Where did this come from? How did I miss out on this? Or was I a part of it and didn't really know it?
Even before 4e, during the height of 3e/3.5e, I thought the hobby needed to back to the "fundamentals"--still do--with rules light systems and reading the history and literature that inspired the game to begin with.
I really couldn't stand 4e after I had run it for 3 months back in the Spring of '09. But at least I tried it. Before that I got criticized by some hardcore 3.5ers for even wanting to try it out.

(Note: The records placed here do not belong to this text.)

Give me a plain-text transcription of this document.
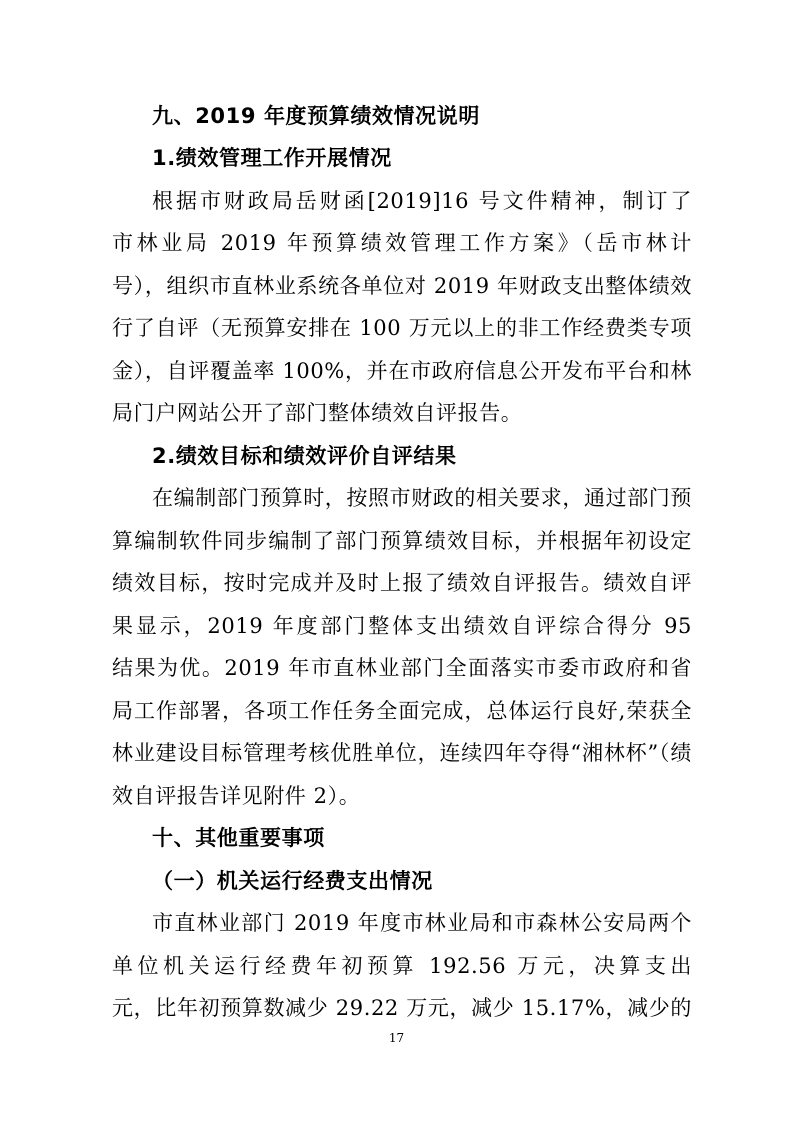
九、2019 年度预算绩效情况说明
1.绩效管理工作开展情况
根据市财政局岳财函[2019]16 号文件精神，制订了
市林业局 2019 年预算绩效管理工作方案》（岳市林计
号），组织市直林业系统各单位对 2019 年财政支出整体绩效
行了自评（无预算安排在 100 万元以上的非工作经费类专项
金），自评覆盖率 100%，并在市政府信息公开发布平台和林
局门户网站公开了部门整体绩效自评报告。
2.绩效目标和绩效评价自评结果
在编制部门预算时，按照市财政的相关要求，通过部门预
算编制软件同步编制了部门预算绩效目标，并根据年初设定
绩效目标，按时完成并及时上报了绩效自评报告。绩效自评
果显示，2019 年度部门整体支出绩效自评综合得分 95
结果为优。2019 年市直林业部门全面落实市委市政府和省
局工作部署，各项工作任务全面完成，总体运行良好,荣获全
林业建设目标管理考核优胜单位，连续四年夺得“湘林杯”（绩
效自评报告详见附件 2）。
十、其他重要事项
（一）机关运行经费支出情况
市直林业部门 2019 年度市林业局和市森林公安局两个
单位机关运行经费年初预算 192.56 万元，决算支出
元，比年初预算数减少 29.22 万元，减少 15.17%，减少的
17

Afterwards I felt a bit like a chump, having bought the core books, a couple supplements, and a subscription to that stupid D&D Insider. I sold my books instead of burning them, but dumping gasoline on them and lighting a match did cross my mind. Spending $150+ on something I didn't like was a hard pill to swallow.
Others were obviously pissed, too, given how the Edition Wars waxed hot.
I can see why, out of all of that, the OSR would be accused of fundamentalism. But its still news to me.
I also don't think being "fundamental" isn't necessary a bad thing. It's good to back to the basics every once in a while, no what you do, even in gaming. Just don't stay there.
But I also know the clock can't be turned back. Which kinda stinks.
I'm curious where the OSR is going to head after 5e arrives. Given how WotC, in the last couple years, had tried to earn back a lot of good will, I feel the OSR is almost sidelined--still vocal, still producing, but its influence is waning.
Will we have a 2nd Old School Revival, perhaps even more fundamental than the first? Or will 5e be the end of the OSR?